British pensions provider Scottish Widows will no longer invest in tobacco stocks and will cut back further on coal investments as it expands its responsible investment strategy.
Scottish Widows, part of Lloyds Banking Group, said this added a further £1.5 billion to its exclusions so far, bringing total divestments from firms deemed to pose a threat to the pension provider’s environmental, social and governance (ESG) goals to some £3 billion.
The company also said it would not invest in any company deriving more than 10% of its revenue from tobacco, which it said meant excluding all tobacco manufacturers and major distributors.

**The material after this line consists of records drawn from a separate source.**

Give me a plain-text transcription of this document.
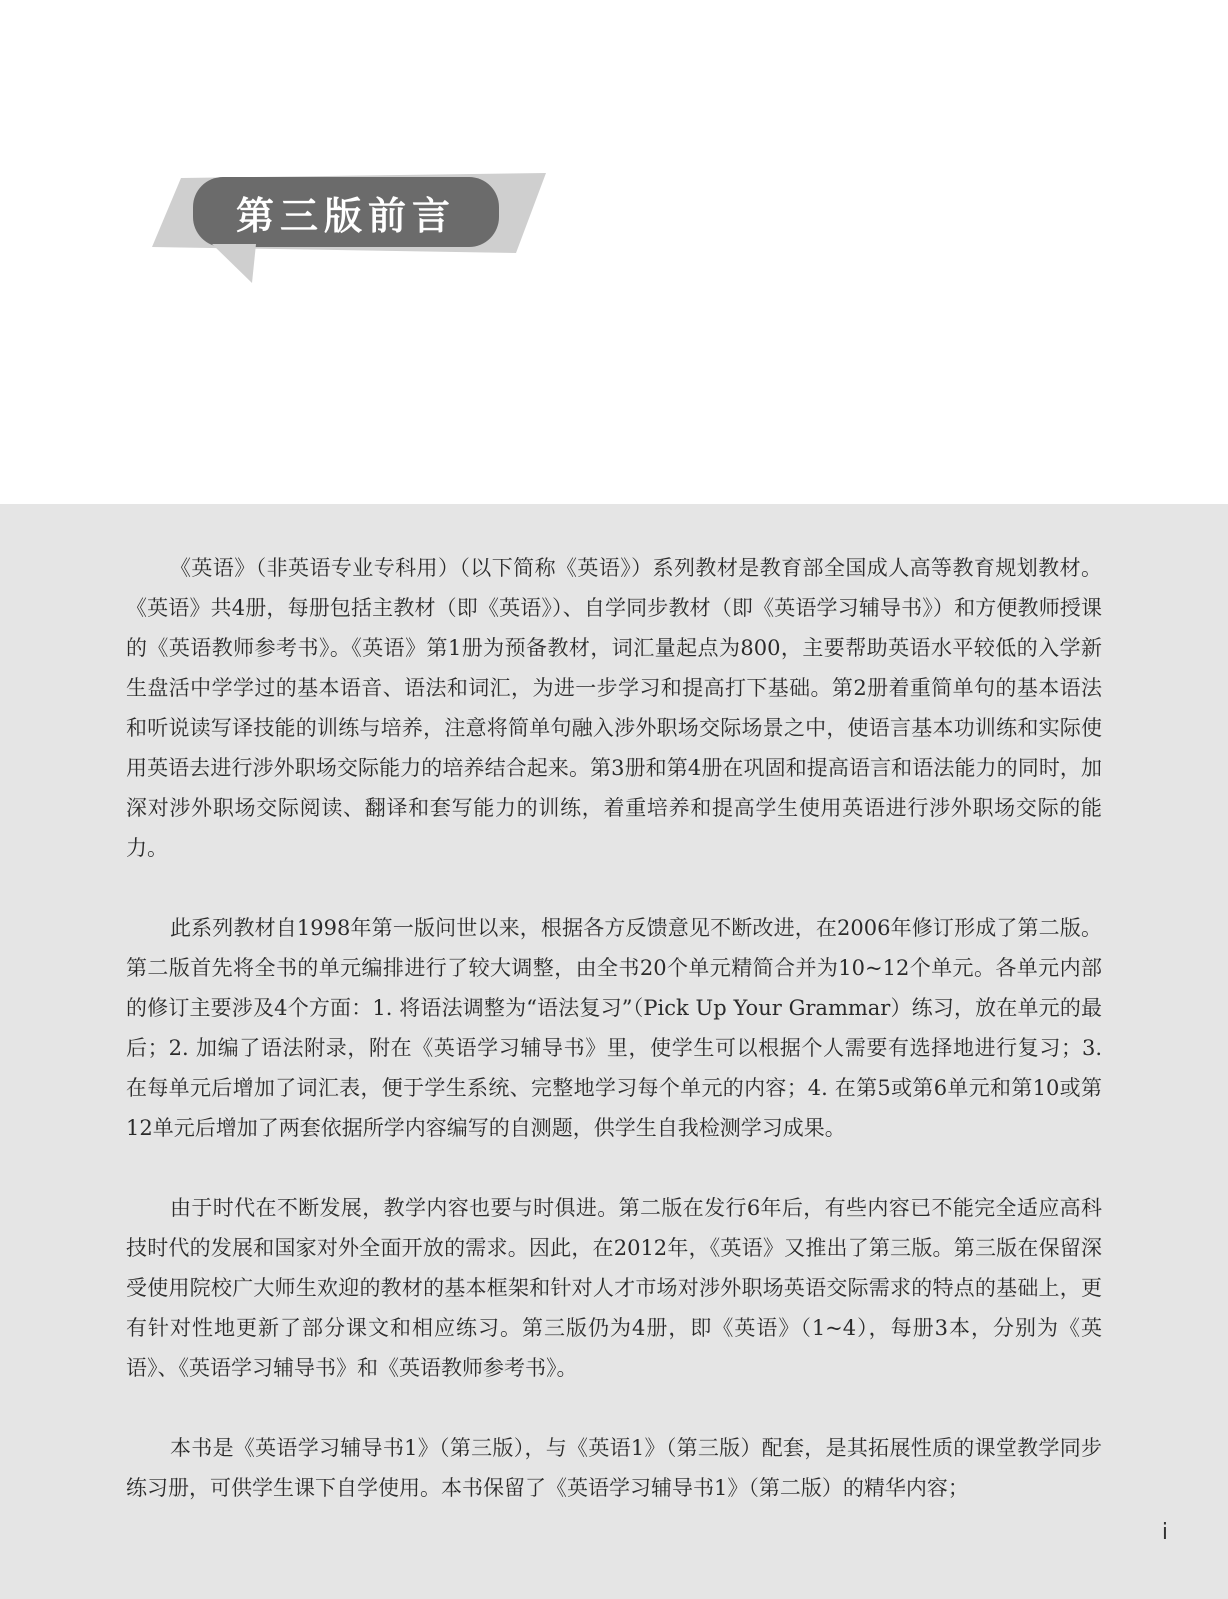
第三版前言

《英语》（非英语专业专科用）（以下简称《英语》）系列教材是教育部全国成人高等教育规划教材。《英语》共4册，每册包括主教材（即《英语》）、自学同步教材（即《英语学习辅导书》）和方便教师授课的《英语教师参考书》。《英语》第1册为预备教材，词汇量起点为800，主要帮助英语水平较低的入学新生盘活中学学过的基本语音、语法和词汇，为进一步学习和提高打下基础。第2册着重简单句的基本语法和听说读写译技能的训练与培养，注意将简单句融入涉外职场交际场景之中，使语言基本功训练和实际使用英语去进行涉外职场交际能力的培养结合起来。第3册和第4册在巩固和提高语言和语法能力的同时，加深对涉外职场交际阅读、翻译和套写能力的训练，着重培养和提高学生使用英语进行涉外职场交际的能力。

此系列教材自1998年第一版问世以来，根据各方反馈意见不断改进，在2006年修订形成了第二版。第二版首先将全书的单元编排进行了较大调整，由全书20个单元精简合并为10~12个单元。各单元内部的修订主要涉及4个方面：1. 将语法调整为“语法复习”（Pick Up Your Grammar）练习，放在单元的最后；2. 加编了语法附录，附在《英语学习辅导书》里，使学生可以根据个人需要有选择地进行复习；3. 在每单元后增加了词汇表，便于学生系统、完整地学习每个单元的内容；4. 在第5或第6单元和第10或第12单元后增加了两套依据所学内容编写的自测题，供学生自我检测学习成果。

由于时代在不断发展，教学内容也要与时俱进。第二版在发行6年后，有些内容已不能完全适应高科技时代的发展和国家对外全面开放的需求。因此，在2012年，《英语》又推出了第三版。第三版在保留深受使用院校广大师生欢迎的教材的基本框架和针对人才市场对涉外职场英语交际需求的特点的基础上，更有针对性地更新了部分课文和相应练习。第三版仍为4册，即《英语》（1~4），每册3本，分别为《英语》、《英语学习辅导书》和《英语教师参考书》。

本书是《英语学习辅导书1》（第三版），与《英语1》（第三版）配套，是其拓展性质的课堂教学同步练习册，可供学生课下自学使用。本书保留了《英语学习辅导书1》（第二版）的精华内容；

i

“Industries such as tobacco are at severe risk of becoming stranded assets, as they face intense pressure from investors, regulators and consumers, and consistently fail to properly address the social impacts of their products and within their supply chain,” said Maria Nazarova-Doyle, Scottish Widows head of pension investments and responsible investments.
“Taking the long view, industries such as tobacco are at severe risk of becoming stranded assets, as they face intense pressure from investors, regulators, and consumers, and consistently fail to properly address the social impacts of their products and within their supply chain.”
“We stand by our belief that carbon-intensive sources of energy such as thermal coal and tar sands will ultimately be replaced by greener renewable sources such as wind or solar. As such, exiting these highly damaging areas and redirecting capital to more climate-aware investments makes perfect investment sense.”
Scottish Widows, which has £190 billion in assets under administration, also said it would lower the threshold for investing in firms extracting thermal coal and tar sands, the dirtiest of fossil fuels, to 5% of revenue from 10%.
The shift out of tobacco follows similar moves by financial institutions such as Credit Agricole and Aviva.
The move is also part of a wider market shift as others in the market, including Swiss Re and Axa, have also been tightening their policies towards fossil fuels, as firms focus increasingly on environmentally sustainable investments.